18 miles needed another wee, joined the queue. After 3 or 4 minutes, I'm still waiting whilst a load of blokes were peeing against the wall. There was a bush off I went down into them and flashed me bum to London.
Got hobbling again and my phone went, it was Jane telling me Linda was at the 19 mile water station on the left hand side. "Thanks, I love you". There was the 19 marker, and the water station. I saw Shirley first then Linda, she had her arms out I ran into them and she hugged me and told me to finish. I went on my way.
A roar from the crowd - it was the paras with their packs on - some went on in front of me, some behind. Further on I passed Scooby Doo, two ladies celebrating their 59th birthday. I passed the 91-year-old man - what an inspiration! Then a voice behind me shouted Rhino coming through. No way was a man dressed as a rhino going to beat me. I got over the cobbles I was still running, didn't see a beefeater, they were probably in the warm having a cup of tea.

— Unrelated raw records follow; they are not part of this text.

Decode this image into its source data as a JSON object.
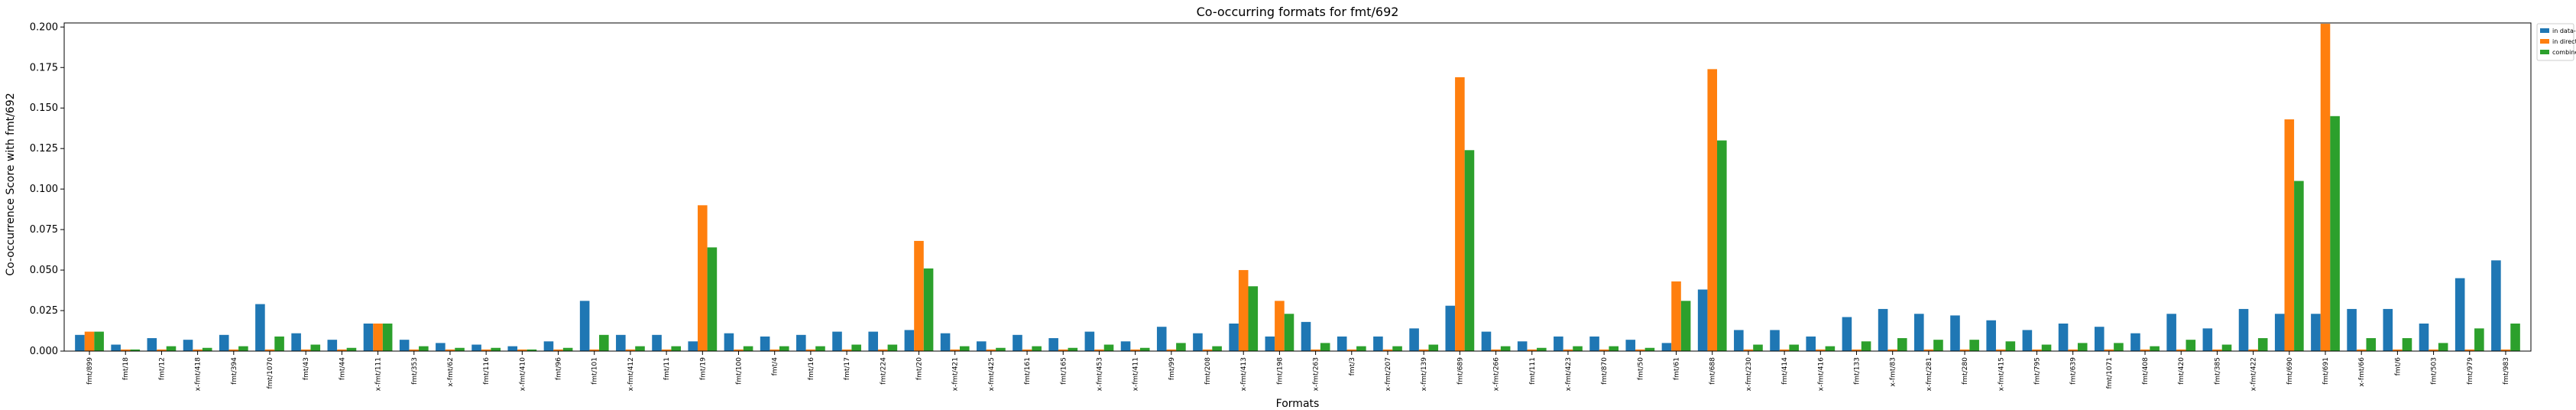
{
  "chart_data": {
    "type": "bar",
    "title": "Co-occurring formats for fmt/692",
    "xlabel": "Formats",
    "ylabel": "Co-occurrence Score with fmt/692",
    "ylim": [
      0,
      0.2025
    ],
    "yticks": [
      "0.000",
      "0.025",
      "0.050",
      "0.075",
      "0.100",
      "0.125",
      "0.150",
      "0.175",
      "0.200"
    ],
    "ytick_values": [
      0,
      0.025,
      0.05,
      0.075,
      0.1,
      0.125,
      0.15,
      0.175,
      0.2
    ],
    "grid": false,
    "legend_position": "top-right, outside plot",
    "categories": [
      "fmt/899",
      "fmt/18",
      "fmt/12",
      "x-fmt/418",
      "fmt/394",
      "fmt/1070",
      "fmt/43",
      "fmt/44",
      "x-fmt/111",
      "fmt/353",
      "x-fmt/62",
      "fmt/116",
      "x-fmt/410",
      "fmt/96",
      "fmt/101",
      "x-fmt/412",
      "fmt/11",
      "fmt/19",
      "fmt/100",
      "fmt/4",
      "fmt/16",
      "fmt/17",
      "fmt/224",
      "fmt/20",
      "x-fmt/421",
      "x-fmt/425",
      "fmt/161",
      "fmt/165",
      "x-fmt/453",
      "x-fmt/411",
      "fmt/99",
      "fmt/208",
      "x-fmt/413",
      "fmt/198",
      "x-fmt/263",
      "fmt/3",
      "x-fmt/207",
      "x-fmt/139",
      "fmt/689",
      "x-fmt/266",
      "fmt/111",
      "x-fmt/423",
      "fmt/870",
      "fmt/50",
      "fmt/61",
      "fmt/688",
      "x-fmt/230",
      "fmt/414",
      "x-fmt/416",
      "fmt/133",
      "x-fmt/83",
      "x-fmt/281",
      "fmt/280",
      "x-fmt/415",
      "fmt/795",
      "fmt/639",
      "fmt/1071",
      "fmt/408",
      "fmt/420",
      "fmt/385",
      "x-fmt/422",
      "fmt/690",
      "fmt/691",
      "x-fmt/66",
      "fmt/6",
      "fmt/503",
      "fmt/979",
      "fmt/983"
    ],
    "series": [
      {
        "name": "in data-objects",
        "color": "#1f77b4",
        "values": [
          0.01,
          0.004,
          0.008,
          0.007,
          0.01,
          0.029,
          0.011,
          0.007,
          0.017,
          0.007,
          0.005,
          0.004,
          0.003,
          0.006,
          0.031,
          0.01,
          0.01,
          0.006,
          0.011,
          0.009,
          0.01,
          0.012,
          0.012,
          0.013,
          0.011,
          0.006,
          0.01,
          0.008,
          0.012,
          0.006,
          0.015,
          0.011,
          0.017,
          0.009,
          0.018,
          0.009,
          0.009,
          0.014,
          0.028,
          0.012,
          0.006,
          0.009,
          0.009,
          0.007,
          0.005,
          0.038,
          0.013,
          0.013,
          0.009,
          0.021,
          0.026,
          0.023,
          0.022,
          0.019,
          0.013,
          0.017,
          0.015,
          0.011,
          0.023,
          0.014,
          0.026,
          0.023,
          0.023,
          0.026,
          0.026,
          0.017,
          0.045,
          0.056
        ]
      },
      {
        "name": "in directories",
        "color": "#ff7f0e",
        "values": [
          0.012,
          0.001,
          0.001,
          0.001,
          0.001,
          0.001,
          0.001,
          0.001,
          0.017,
          0.001,
          0.001,
          0.001,
          0.001,
          0.001,
          0.001,
          0.001,
          0.001,
          0.09,
          0.001,
          0.001,
          0.001,
          0.001,
          0.001,
          0.068,
          0.001,
          0.001,
          0.001,
          0.001,
          0.001,
          0.001,
          0.001,
          0.001,
          0.05,
          0.031,
          0.001,
          0.001,
          0.001,
          0.001,
          0.169,
          0.001,
          0.001,
          0.001,
          0.001,
          0.001,
          0.043,
          0.174,
          0.001,
          0.001,
          0.001,
          0.001,
          0.001,
          0.001,
          0.001,
          0.001,
          0.001,
          0.001,
          0.001,
          0.001,
          0.001,
          0.001,
          0.001,
          0.143,
          0.202,
          0.001,
          0.001,
          0.001,
          0.001,
          0.001
        ]
      },
      {
        "name": "combined",
        "color": "#2ca02c",
        "values": [
          0.012,
          0.001,
          0.003,
          0.002,
          0.003,
          0.009,
          0.004,
          0.002,
          0.017,
          0.003,
          0.002,
          0.002,
          0.001,
          0.002,
          0.01,
          0.003,
          0.003,
          0.064,
          0.003,
          0.003,
          0.003,
          0.004,
          0.004,
          0.051,
          0.003,
          0.002,
          0.003,
          0.002,
          0.004,
          0.002,
          0.005,
          0.003,
          0.04,
          0.023,
          0.005,
          0.003,
          0.003,
          0.004,
          0.124,
          0.003,
          0.002,
          0.003,
          0.003,
          0.002,
          0.031,
          0.13,
          0.004,
          0.004,
          0.003,
          0.006,
          0.008,
          0.007,
          0.007,
          0.006,
          0.004,
          0.005,
          0.005,
          0.003,
          0.007,
          0.004,
          0.008,
          0.105,
          0.145,
          0.008,
          0.008,
          0.005,
          0.014,
          0.017
        ]
      }
    ]
  }
}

The crowd were fantastic calling my name encouraging me, I felt like the queen. One person was playing "we are the champions", out of his flat window.
Asda gave us orange segments, children giving us sweeties, a sea of faces shouting my name I felt like the queen and kept smiling. It's fantastic.
My phone went again. It was Jane, she had finished. She had left Larry at 21 miles. Her time 4.39.55 she had taken more than 8 minutes off our Edinburgh time - what a star! She told me to head for the baggage claim sign when I finished and she would be there.
"How far" I asked the crowd, "about 3 miles" came the reply. I kept plodding, it wasn't far now. I caught sight of that rhino on my shoulder again, I hadn't come this far for him to beat me now. There was another one just in front of me, the commentator started to encourage the Rhinos. One of them had his name displayed Rhino Steve, I crossed the line with him and kept the other one behind.
After I'd finished, this man in a white tracksuit came over to me and showed me the way to my medal, a photographer took my photo. I went onto the platform to have my chip taken off, I'd put two tapes on it to make sure I didn't lose it.
I could hardly walk now. Quasimodo didn't have a look in, I was dragging my leg behind me. I got my goody bag and got my phone out to phone Jane - before I could press the button there she was, my mate Jane.
The fate of me answering that phone 4 years earlier meant I had just finished the London marathon. We had both dreamt of doing it and now we had.
Running a marathon is like childbirth. All that anticipation, not knowing what lies ahead, or what to expect, you cross that finish line and you forget the pain and want to do it all over again. Watch out London we hope to be back again next year. Larry got 5.16 and I got 5.19.
I finally gave up the cigs 11 months and 6 days ago, I am clean now and I will never smoke again - I smell nicer, I have more money, and best of all I am fitter and healthier, and I intend to be around for a helluva lot longer folks. I am clean and I ran London.